100. rocznica urodzin Tadeusza Zawadzkiego ps. „Zośka” – legendarnego bohatera Szarych Szeregów. Dr J. Wiśniewski: Jego działania to przykład pokolenia Kolumbów, którzy chcieli walczyć o wolną Polskę
Jego działania to przykład pokolenia Kolumbów, którzy chcieli walczyć o wolną Polskę. Dlatego, że po pierwsze, tak ich wychowano, a po drugie, takie reprezentowali wartości: ojczyzna na pierwszym miejscu – mówił o Tadeuszu Zawadzkim, podczas programu „Poczet wielkich Polaków” w TV Trwam, dr Jan Wiśniewski, wykładowca Wyższej Szkoły Kultury Społecznej i Medialnej.
24 stycznia urodził się Tadeusz Zawadzki, jeden z głównych bohaterów książki Aleksandra Kamińskiego pt. „Kamienie na szaniec”. Był harcmistrzem, podporucznikiem Armii Krajowej i komendantem Grup Szturmowych na terenie Warszawy. Tadeusz Zawadzki to także jeden z najwybitniejszych wykonawców akcji „Małego Sabotażu”.
– W latach 1931-1939 chodził do Gimnazjum im. Stefana Batorego. Oprócz tego był drużynowym 23. Warszawskiej Drużyny Harcerskiej „Pomarańczarnia” – powiedział dr Krystian Chołaszczyński, wykładowca w Wyższej Szkole Kultury Społecznej i Medialnej w Toruniu.
Tadeusz Zawadzki zdał maturę tuż przed wybuchem II wojny światowej. Jego największą pasją było harcerstwo.
– Pochodził z wybitnej i bardzo patriotycznej rodziny. Jego ojciec był bardzo znanym profesorem, chemikiem. Mama była znaną nauczycielką. Tak naprawdę te inspiracje z domu rodzinnego stały się podstawą jego postawy życiowej – ocenił dr Jan Wiśniewski, wykładowca akademicki.
W czasach szkolnych Tadeusz Zawadzki poznał Aleksego Dawidowskiego „Alka” i Jana Bytnara „Rudego”, którzy później stali się jego kolegami z konspiracji od 1939 roku.
– Prowadzone przez niego działania konspiracyjne zyskały bardzo duże uznanie wśród jego przełożonych, ale również podwładnych. Trzeba pamiętać, że stał się wzorem bohatera książki „Kamienie na szaniec” – przypomniał Jan Wiśniewski z WSKSiM.
„Zośka” był bardzo zaangażowany w walkę o niepodległość Polski. Jedną z jego zasług było namalowanie rekordowej liczby kotwic – Znaku Polski Walczącej. Za tą działalność otrzymał pseudonim „Kotwicki”.
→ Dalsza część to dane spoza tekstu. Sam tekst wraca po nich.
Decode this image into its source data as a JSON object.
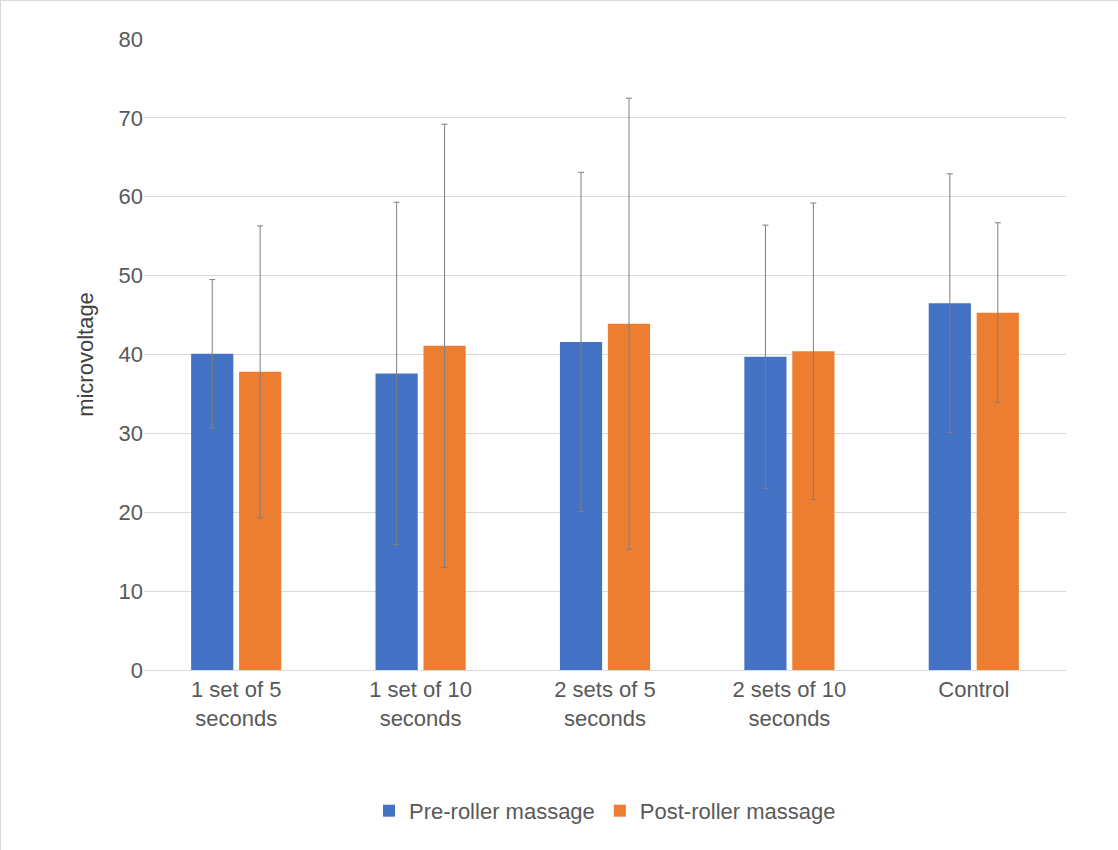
{
  "chart_data": {
    "type": "bar",
    "y_label": "microvoltage",
    "categories": [
      "1 set of 5 seconds",
      "1 set of 10 seconds",
      "2 sets of 5 seconds",
      "2 sets of 10 seconds",
      "Control"
    ],
    "series": [
      {
        "name": "Pre-roller massage",
        "color": "#4472c4",
        "values": [
          40.1,
          37.6,
          41.6,
          39.7,
          46.5
        ],
        "error": [
          9.4,
          21.7,
          21.5,
          16.7,
          16.4
        ]
      },
      {
        "name": "Post-roller massage",
        "color": "#ed7d31",
        "values": [
          37.8,
          41.1,
          43.9,
          40.4,
          45.3
        ],
        "error": [
          18.5,
          28.1,
          28.6,
          18.8,
          11.4
        ]
      }
    ],
    "ylim": [
      0,
      80
    ],
    "yticks": [
      0,
      10,
      20,
      30,
      40,
      50,
      60,
      70,
      80
    ],
    "grid": true,
    "legend": "bottom"
  }
}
– 15 sierpnia 1942 roku uzyskał stopień podharcmistrza i pseudonim „Kajman”. Natomiast w listopadzie tego samego roku objął dowodzenie Hufcem Centrum Grup Szturmowych w ramach Szarych Szeregów i otrzymał sławny pseudonim „Zośka” – poinformował dr Krystian Chołaszczyński.
Młody podharcmistrz uczestniczył w wielu akcjach bojowych i dywersyjnych przy Armii Krajowej. Ryzykował życiem m.in. podczas wysadzenia niemieckiego pociągu wojskowego pod Kraśnikiem. Kolejną słynną akcją, w której brał udział była „akcja pod Arsenałem” o kryptonimie „Meksyk II”. Podczas tych działań uwolniono wielu więźniów, w tym przyjaciela „Zośki” Jana Bytnara.
Zasłużony podharcmistrz poległ podczas jednej z akcji przeciwko Niemcom. Podczas akcji „Taśma”, został postrzelony i zmarł.
– Zginął podczas ataku na strażnice graniczną w Sieczycach koło Wyszkowa. Za tą akcję otrzymał Order Virtuti Militari V klasy oraz dwa razy Krzyż Walecznych – powiedział dr Krystian Chołaszczyński.
Akcja, w której zginął Tadeusz Zawadzki, zakończyła się sukcesem, a jego zaangażowanie i poświęcenie na rzecz Polski do dziś budzi ogromny szacunek i podziw.
– Pseudonim „Zośka” został użyty w kompanii harcerskiej w Powstaniu Warszawskim – poinformował prof. Wiesław Wysocki z Uniwersytetu Kardynała Stefana Wyszyńskiego.
– Jego działania to przykład pokolenia Kolumbów, którzy chcieli walczyć o wolną Polskę. Dlatego, że po pierwsze, tak ich wychowano, a po drugie, takie reprezentowali wartości: ojczyzna na pierwszym miejscu – podsumował dr Jan Wiśniewski.